F.A.Q.

  • We all need a little extra assistance and support sometimes. Rock on for that recognition! It’s not easy asking for that and it takes strength to be vulnerable. There are times when we just need a little boost or maybe things are too hectic and we know we will need support for a while. Whatever the reason, extra assistance can be super beneficial. Think of going to therapy as having one extra person in your corner that you can bounce things off of or get fresh perspective from. Someone that won’t judge you and will offer refuge from your daily life.

  • Initial sessions are approximately 60 minutes. These sessions are a good time for you to get to know your clinician/therapist and figure out if you two a good fit. They are also the time of the most information gathering for me to see how your therapist can best help you address your needs. Subsequent sessions are approximately 53 minutes (for a 60 minute session) and can also be paired down to 45 minutes as desired.

  • We have clinicians with all sorts of backgrounds that enjoy working with several methods. No two people are alike and there is no “one size fits all” approach to therapy. We have clinicians that weave in work with mindfulness and movement therapy that results in reduced anxiety, depression and clients feeling less triggered by their past traumas. Also worksheets found in CBT, DBT skills as well as building on the strengths you already have for coping skills. Whatever it is you are struggling with, we will see what methods may work best for you.

  • Depending on each therapist, we are in network with Commercial Insurance plans (through an employer). These include Aetna (including Meritain), Cigna/Evernorth, MVP, and Excellus BCBS (including Empire BCBS, Highmark and Anthem). We also can accept Optum, UHC, Oscar and Oxford insurance. We do not accept Empire NYSHIP (Beacon/Carelon) and we do not accept Medicaid or Medicare. We provide out of network billing as needed, providing you with a monthly statement that you can submit directly to your insurance company for out-of-network reimbursement. It is important to note that insurance companies do not “guarantee benefits”. Many folks utilize their out of network benefits and we encourage those wishing to go this route to contact your insurance company, first to find out if they have these. We also offer self-pay options. Each clinician also has a limited number of sliding scale options available. When they are full, we are unable to take on any more and we are happy to provide referrals. Please ask about any sliding scale options.

  • Medication isn’t a miracle cure. Think of it like a band-aid. Band-aids can be really helpful. Put one on a cut and it’ll help keep out the grime and dust while the wound is healing. The healing still needs to go on beneath the surface, though. That’s the work you’ll do in therapy. Taking medication is a truly personal and unique decision to be made in conjunction with a licensed provider.

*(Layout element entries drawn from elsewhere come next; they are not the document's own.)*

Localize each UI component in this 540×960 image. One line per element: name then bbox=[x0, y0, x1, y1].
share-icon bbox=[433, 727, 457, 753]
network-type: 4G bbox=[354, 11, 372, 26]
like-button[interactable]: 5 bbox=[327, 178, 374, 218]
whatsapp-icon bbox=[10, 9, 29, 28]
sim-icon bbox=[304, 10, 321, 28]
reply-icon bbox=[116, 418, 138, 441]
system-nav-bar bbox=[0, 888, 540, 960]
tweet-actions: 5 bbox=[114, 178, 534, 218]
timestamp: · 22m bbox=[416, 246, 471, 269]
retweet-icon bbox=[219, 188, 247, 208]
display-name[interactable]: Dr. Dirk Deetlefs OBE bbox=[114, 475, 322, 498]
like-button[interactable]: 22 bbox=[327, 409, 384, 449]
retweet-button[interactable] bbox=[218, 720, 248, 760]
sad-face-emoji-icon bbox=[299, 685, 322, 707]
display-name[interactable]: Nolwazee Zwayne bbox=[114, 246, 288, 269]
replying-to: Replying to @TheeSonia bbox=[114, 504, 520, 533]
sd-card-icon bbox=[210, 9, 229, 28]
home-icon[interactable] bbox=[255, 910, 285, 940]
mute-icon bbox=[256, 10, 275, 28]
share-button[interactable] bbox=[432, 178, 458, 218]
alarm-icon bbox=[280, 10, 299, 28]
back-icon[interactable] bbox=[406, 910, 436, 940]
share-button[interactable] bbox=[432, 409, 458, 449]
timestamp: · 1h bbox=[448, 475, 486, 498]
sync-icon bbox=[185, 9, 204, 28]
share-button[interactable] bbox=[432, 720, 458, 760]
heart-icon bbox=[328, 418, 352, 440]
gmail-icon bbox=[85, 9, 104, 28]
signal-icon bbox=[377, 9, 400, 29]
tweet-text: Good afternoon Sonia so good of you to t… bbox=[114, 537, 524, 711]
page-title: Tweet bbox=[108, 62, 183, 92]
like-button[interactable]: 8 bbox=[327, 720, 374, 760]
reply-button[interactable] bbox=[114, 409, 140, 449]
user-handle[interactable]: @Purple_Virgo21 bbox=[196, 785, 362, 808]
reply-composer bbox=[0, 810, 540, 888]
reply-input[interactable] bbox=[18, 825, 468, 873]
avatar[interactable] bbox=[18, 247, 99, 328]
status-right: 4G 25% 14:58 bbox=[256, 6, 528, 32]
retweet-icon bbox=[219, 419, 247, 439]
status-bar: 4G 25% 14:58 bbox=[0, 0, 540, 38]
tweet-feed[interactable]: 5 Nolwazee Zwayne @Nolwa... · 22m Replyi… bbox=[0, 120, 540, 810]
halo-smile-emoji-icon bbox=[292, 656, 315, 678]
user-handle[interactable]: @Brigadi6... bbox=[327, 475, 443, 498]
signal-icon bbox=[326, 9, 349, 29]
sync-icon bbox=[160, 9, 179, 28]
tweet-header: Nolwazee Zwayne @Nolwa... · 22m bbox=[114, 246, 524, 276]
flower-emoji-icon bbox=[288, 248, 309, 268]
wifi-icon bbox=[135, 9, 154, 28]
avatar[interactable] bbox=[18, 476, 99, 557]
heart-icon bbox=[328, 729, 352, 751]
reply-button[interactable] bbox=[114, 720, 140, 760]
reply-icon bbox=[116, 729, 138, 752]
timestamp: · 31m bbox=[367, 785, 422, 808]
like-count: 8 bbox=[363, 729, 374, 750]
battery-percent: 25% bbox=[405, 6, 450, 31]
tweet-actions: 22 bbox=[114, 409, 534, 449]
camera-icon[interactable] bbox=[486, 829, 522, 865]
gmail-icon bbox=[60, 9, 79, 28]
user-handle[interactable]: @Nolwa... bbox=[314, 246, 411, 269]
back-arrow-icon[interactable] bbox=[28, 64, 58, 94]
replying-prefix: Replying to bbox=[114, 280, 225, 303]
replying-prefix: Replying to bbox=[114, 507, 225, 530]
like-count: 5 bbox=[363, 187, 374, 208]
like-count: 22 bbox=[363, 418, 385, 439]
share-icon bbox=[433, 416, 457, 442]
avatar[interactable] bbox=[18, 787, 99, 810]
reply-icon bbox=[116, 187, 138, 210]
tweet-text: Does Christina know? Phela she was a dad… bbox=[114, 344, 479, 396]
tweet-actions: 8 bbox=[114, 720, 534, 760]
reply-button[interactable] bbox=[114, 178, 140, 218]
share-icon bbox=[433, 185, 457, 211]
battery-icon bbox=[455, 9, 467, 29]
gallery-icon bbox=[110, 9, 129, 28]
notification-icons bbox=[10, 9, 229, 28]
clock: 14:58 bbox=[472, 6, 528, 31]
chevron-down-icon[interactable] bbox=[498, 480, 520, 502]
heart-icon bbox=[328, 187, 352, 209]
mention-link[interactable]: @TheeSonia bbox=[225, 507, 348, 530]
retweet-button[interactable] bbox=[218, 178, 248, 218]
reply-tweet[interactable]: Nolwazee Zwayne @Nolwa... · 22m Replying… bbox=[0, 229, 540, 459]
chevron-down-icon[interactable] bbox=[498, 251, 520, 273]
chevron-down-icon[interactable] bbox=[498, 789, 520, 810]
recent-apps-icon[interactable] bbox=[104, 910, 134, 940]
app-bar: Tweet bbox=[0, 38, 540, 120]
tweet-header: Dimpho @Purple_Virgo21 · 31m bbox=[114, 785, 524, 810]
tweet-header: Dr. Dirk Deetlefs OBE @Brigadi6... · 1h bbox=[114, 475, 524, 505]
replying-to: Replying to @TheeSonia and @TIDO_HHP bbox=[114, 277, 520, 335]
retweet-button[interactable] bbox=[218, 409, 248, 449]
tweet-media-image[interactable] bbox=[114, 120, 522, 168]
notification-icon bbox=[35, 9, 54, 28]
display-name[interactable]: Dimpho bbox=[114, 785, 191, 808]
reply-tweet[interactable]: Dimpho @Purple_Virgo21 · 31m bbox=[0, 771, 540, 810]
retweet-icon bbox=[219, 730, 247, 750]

  • That’s a huge question. One that cannot truly be answered here as this is specific to both the individual and the concern they are struggling with. This also depends on your own active participation in your treatment. Some clients come to therapy with one goal in mind. When this is accomplished, they leave. Others come to therapy and continue for years to have this added support through many of life’s circumstances and transitions, allowing for this space to call their own. Sessions are scheduled per your schedule and your therapist’s. If someone is coming weekly and works on things outside of sessions, they may reach their desired goal quicker than someone else might under different circumstances.

Our Fees

We Believe In Transparency

Effective January 1, 2023. These fees are subject to change and will typically change yearly with at least 60 days notice.

Individual: $150/ One Therapy Hour (approx. 53+ minutes)

GOOD FAITH ESTIMATE

Under Section 2799B-6 of the Public Health Service Act, health care providers and health care facilities are required to inform individuals who are not enrolled in a plan or coverage or a Federal health care program, or not seeking to file a claim with their plan or coverage both orally and in writing of their ability, upon request or at the time of scheduling health care items and services, to receive a “Good Faith Estimate” of expected charges.

You have the right to receive a “Good Faith Estimate” explaining how much your medical care will cost

Under the law, health care providers need to give patients who don’t have insurance or who are not using insurance an estimate of the bill for medical items and services.

  • You have the right to receive a Good Faith Estimate for the total expected cost of any non-emergency items or services. This includes related costs like medical tests, prescription drugs, equipment, and hospital fees.

  • Make sure your health care provider gives you a Good Faith Estimate in writing at least 1 business day before your medical service or item. You can also ask your health care provider, and any other provider you choose, for a Good Faith Estimate before you schedule an item or service.

  • If you receive a bill that is at least $400 more than your Good Faith Estimate, you can dispute the bill.